Riding Stately At Anchor
- FBBB ---
Yesterday I was on the Margaret Ellen for the first time in many
weeks. After at least a month on the float with several hard blows,
including one that took enough boats off their moorings to make news,
she was looking pretty sad.
She was floating low and listing to port under the load of rain and
spray she'd accumulated over the past weeks and her beard was
scragglier than mine. Overall she looked a little rundown, rather
than the jaunty maiden of the anchorage she usually is.
As I waded out I took notice of the boats gone. The Northers are come
harder and more frequently now and South Lake won't be much protected
in another month. The water was chest deep when I got to her, and
though it's still wadable, it's got a decided nip. Floating so low,
there was no gentle slap of chop against her bottom, and her beard
looked more like a full-fledged ecosystem.
I tried to board her amidships, but as the water rushed over to help
I was doing more to pull her over than to pull myself aboard.
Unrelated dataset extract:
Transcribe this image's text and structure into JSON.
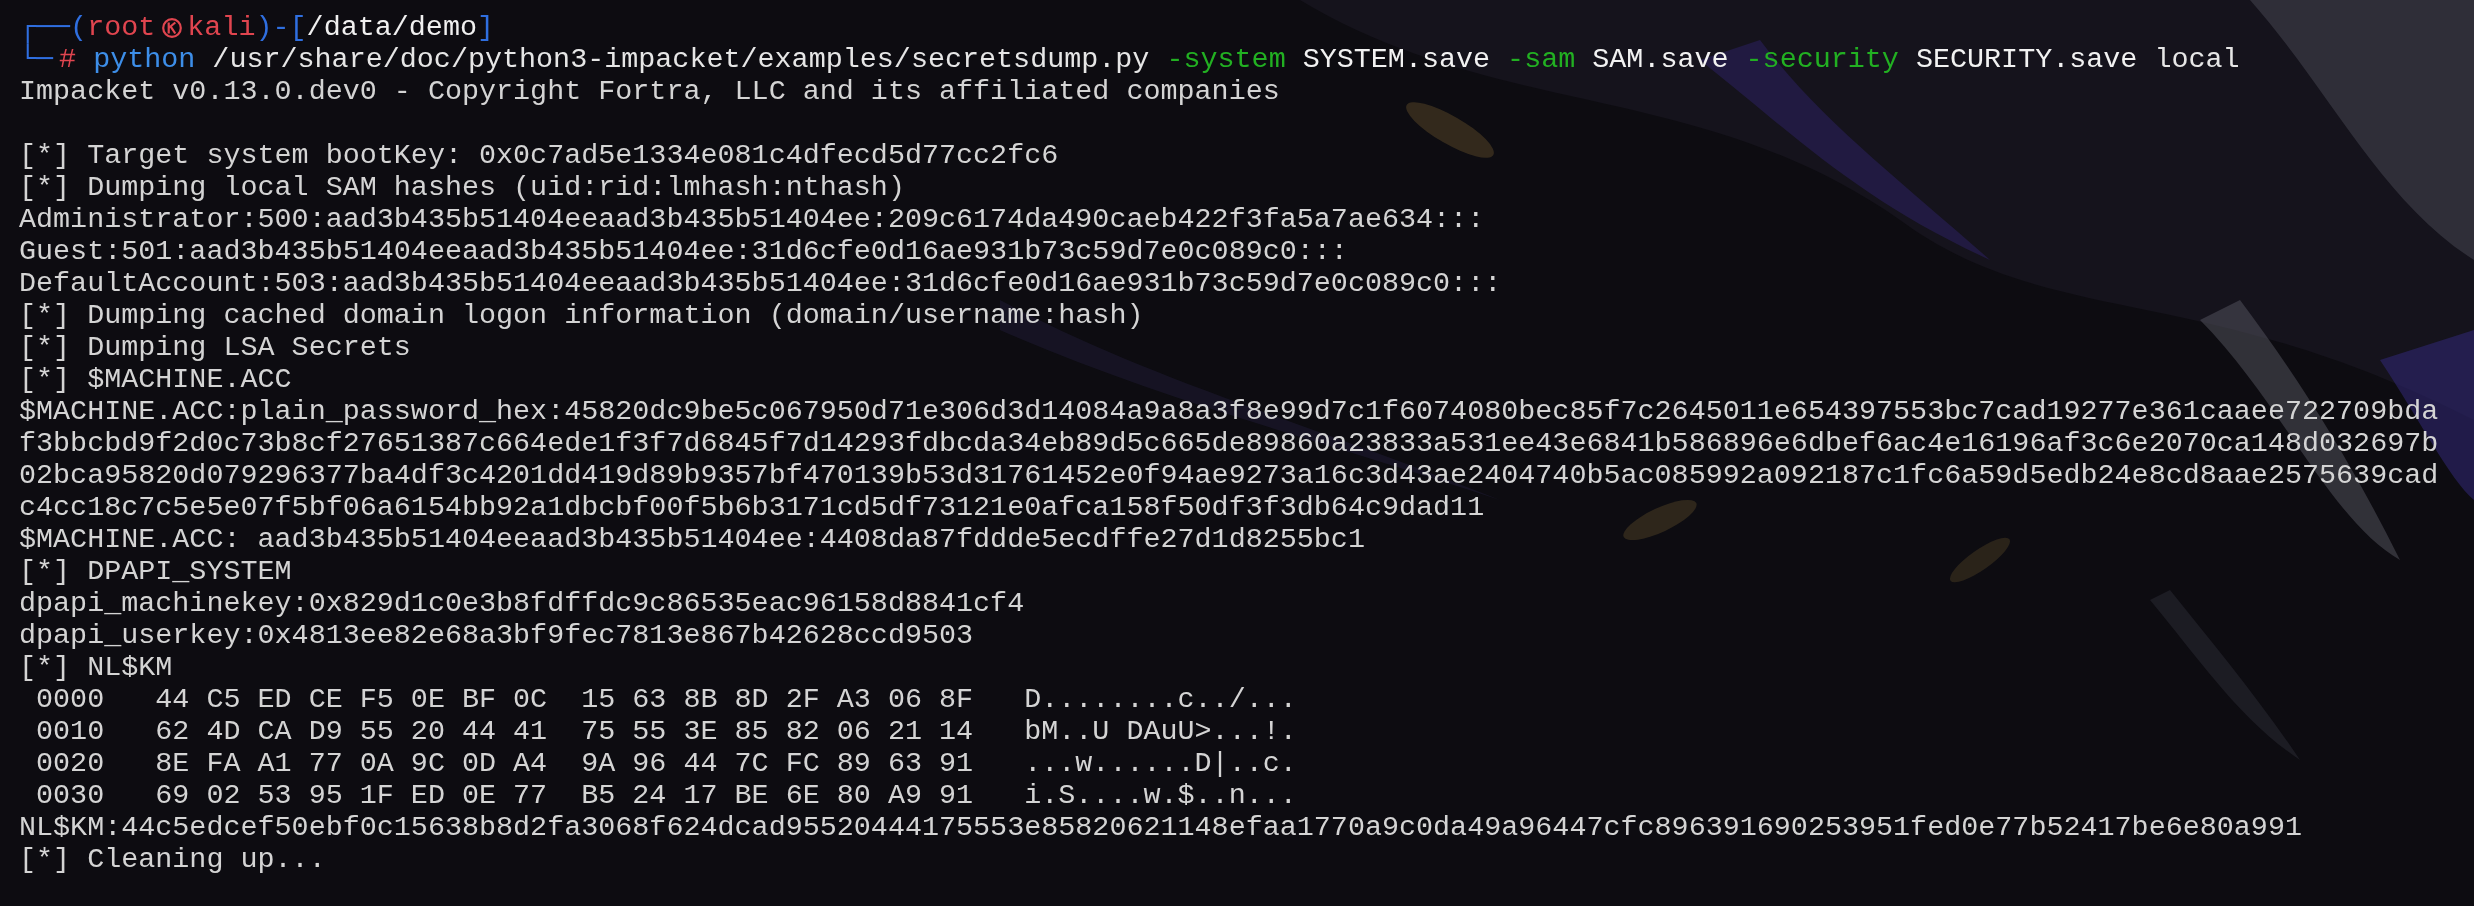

I went
around the stern and scrambled up barking my shin on the transom and
skinning my foot on the heavy incrustation of barnacles on the
rudder. Once aboard I found there was enough water in her that I had
to watch my balance lest I put her down. I started in with the bucket.
Before long she was floating high again and that "trickle trickle"
sound was back in spite of the heavy growth. I laid along the rail
scraping down the the chine and vast cloud of spearing gathered
around the boat to feast on the broke barnacles. Then I tipped her
over to begin working on the bottom.
But when I tipped her over she started going down and didn't stop
till she was flooded. I hadn't taken into account the extra weight of
the marine growth and now there was five times as much water aboard
as when I started. With the prospect of bailing her out again, I
decided it was the wrong day to be chest deep in 62 degree water
scraping barnacles. I rolled her back up and began again with the
Once she was floating high again I started scraping the rudder. It
would probably be less work to just hack up another piece of plywood,
but I wanted to watch the fish. So there I was, scraping away at a
more or less rudder shaped piece of 3/4" AC, watching the fish
sparkle in the sun, hearing the water on the hull, felling like the
luckiest guy in the world.
My wife and I have lived through what must be about the strangest
period of New York City history ever. If you weren't here I can't
explain to you what it was like to be in the city during the late 90s
any more than I can explain to you what it's like to be here now.
Then, as now, it's surreal. Now, as then, I know it won't last
forever. Then, as now, the greatest assets are opportunity and simple
pleasures. Now, as then, messing around in boats gives me both.